D.T. Max: Did he like Italy in particular? I think there's something to that but what i'm not sure. And it's also true that Italians responded to DFW's work before most other Europeans. As for the presence of Italian surnames in DFW's work, it may be for comic effect—in English long names read as enthusiastic, bombastic, chaotic.
aDFW: Wallace was a great fan of maths. Have you found, in your research, something new and surprising about his hugely exhibited but often shaky relationship with the discipline?

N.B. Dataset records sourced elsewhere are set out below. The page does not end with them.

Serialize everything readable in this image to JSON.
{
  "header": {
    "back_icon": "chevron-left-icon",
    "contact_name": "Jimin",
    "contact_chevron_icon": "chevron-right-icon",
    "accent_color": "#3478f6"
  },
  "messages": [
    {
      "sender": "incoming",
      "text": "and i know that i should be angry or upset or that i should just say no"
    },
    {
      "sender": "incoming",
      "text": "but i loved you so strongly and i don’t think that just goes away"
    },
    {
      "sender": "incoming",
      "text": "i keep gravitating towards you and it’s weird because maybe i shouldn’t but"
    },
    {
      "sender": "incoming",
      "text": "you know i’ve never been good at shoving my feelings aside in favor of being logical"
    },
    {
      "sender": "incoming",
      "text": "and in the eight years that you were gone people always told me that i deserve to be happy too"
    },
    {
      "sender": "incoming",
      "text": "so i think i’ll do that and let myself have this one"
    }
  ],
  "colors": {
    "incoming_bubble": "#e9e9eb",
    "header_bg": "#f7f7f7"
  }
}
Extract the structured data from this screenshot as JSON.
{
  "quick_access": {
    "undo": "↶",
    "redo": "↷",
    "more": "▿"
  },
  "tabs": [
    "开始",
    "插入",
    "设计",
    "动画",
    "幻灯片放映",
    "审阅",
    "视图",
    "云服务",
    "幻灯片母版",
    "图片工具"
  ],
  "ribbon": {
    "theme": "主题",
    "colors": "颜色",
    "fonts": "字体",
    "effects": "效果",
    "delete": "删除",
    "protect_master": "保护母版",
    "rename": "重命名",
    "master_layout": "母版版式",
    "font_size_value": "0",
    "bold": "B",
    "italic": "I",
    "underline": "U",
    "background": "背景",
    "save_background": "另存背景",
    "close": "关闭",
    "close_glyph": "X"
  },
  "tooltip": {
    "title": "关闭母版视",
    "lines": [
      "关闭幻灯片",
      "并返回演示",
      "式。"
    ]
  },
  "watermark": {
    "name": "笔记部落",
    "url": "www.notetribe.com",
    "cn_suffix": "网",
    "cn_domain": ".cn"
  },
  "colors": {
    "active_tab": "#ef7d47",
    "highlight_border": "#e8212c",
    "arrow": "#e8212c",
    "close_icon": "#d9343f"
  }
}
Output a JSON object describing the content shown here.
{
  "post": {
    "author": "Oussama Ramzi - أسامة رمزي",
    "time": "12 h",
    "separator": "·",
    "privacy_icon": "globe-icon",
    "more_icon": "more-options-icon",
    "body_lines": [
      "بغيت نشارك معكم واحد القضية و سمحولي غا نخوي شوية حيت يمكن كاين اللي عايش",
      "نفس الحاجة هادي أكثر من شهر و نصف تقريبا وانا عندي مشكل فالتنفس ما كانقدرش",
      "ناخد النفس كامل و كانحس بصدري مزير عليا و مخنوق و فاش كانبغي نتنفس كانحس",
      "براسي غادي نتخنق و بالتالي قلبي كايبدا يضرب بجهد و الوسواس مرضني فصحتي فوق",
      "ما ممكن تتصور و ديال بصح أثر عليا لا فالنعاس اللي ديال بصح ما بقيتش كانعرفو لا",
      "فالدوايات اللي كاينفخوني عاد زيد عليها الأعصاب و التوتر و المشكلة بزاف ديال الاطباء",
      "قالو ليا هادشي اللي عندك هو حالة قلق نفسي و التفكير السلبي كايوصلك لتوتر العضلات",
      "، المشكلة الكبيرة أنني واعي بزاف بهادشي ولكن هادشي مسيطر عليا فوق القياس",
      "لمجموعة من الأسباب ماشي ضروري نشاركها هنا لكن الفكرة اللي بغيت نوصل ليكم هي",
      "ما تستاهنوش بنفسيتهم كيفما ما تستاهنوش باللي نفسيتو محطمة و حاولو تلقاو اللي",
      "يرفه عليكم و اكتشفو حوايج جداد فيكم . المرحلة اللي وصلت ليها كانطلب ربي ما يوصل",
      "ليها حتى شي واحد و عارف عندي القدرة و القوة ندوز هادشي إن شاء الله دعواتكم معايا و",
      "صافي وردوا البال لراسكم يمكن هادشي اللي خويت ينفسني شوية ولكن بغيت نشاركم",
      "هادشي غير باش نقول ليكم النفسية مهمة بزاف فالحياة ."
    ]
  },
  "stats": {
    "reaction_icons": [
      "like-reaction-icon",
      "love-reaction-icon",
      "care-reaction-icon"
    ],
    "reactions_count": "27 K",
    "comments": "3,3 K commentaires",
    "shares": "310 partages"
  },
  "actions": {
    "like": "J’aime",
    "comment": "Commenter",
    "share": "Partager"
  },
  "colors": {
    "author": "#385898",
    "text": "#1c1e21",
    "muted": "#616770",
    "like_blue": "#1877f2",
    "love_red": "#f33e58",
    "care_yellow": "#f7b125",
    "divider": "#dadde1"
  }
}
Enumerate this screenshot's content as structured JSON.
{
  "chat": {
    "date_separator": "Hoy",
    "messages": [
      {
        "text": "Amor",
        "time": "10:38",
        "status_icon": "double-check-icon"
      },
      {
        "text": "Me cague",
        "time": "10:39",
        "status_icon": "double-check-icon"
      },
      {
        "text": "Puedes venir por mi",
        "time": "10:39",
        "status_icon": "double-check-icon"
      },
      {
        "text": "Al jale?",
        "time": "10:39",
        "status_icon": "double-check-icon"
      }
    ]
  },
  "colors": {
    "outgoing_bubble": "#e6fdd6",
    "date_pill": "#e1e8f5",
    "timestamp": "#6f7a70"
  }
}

D.T. Max: Well I came to appreciate that DFW's reach exceeded his grasp, as we say in English. Also I found a letter where he admits he doesn't really like math at all but “meta-math”; what turns him on is theory of math. He talks of it as “sort of cheaty,” in a letter I quote in the book, “something like throwing a girl’s skirts over her head and kissing her on the bare stomach before you’ve even introduced yourself or taken her for a malted or anything.”
aDFW: Reading your book we discover that a lot of the themes in DFW’s fictions are actually very biographical (addictions, depression, tennis, maths, and apparently issues with IRS). Would it be correct to consider this somewhat limits David’s work as a writer?
D.T. Max: Oh, not at all. David was in some ways not very inventive—he took the materials he had on hand—but my God, he was imaginative. Just look at the things he did with those materials.
aDFW: In your book you speak about David’s journals (for example you tell us he kicked out a girlfriend when he discovered she was reading them). We could not find traces of them in the Austin Archive, but I am guessing you’ve read them: what was the impact of them in the biography you wrote?
D.T. Max: There are only a few known journals and some spare pages, most of which are in the Austin archives now and which I have read. David sometimes scribbled in the margins or on the backsides of drafts of stories and these often contain very personal reflections. Of the hundreds of journal books he must have kept, we have only a small percentage. I don't know if they will turn up later or if he destroyed them or threw them out. He was not, in general, a keeper of things—journals, letters, drafts.
aDFW: According to you which writers are showing to have read DFW and are going along the lines defined by David in terms of going beyond po-mo and so on?
D.T. Max: I think you'd want to look at George Saunders in particular here—another writer whose early mastery of technique and tone eventually expanded to include a sympathetic reading of the human condition.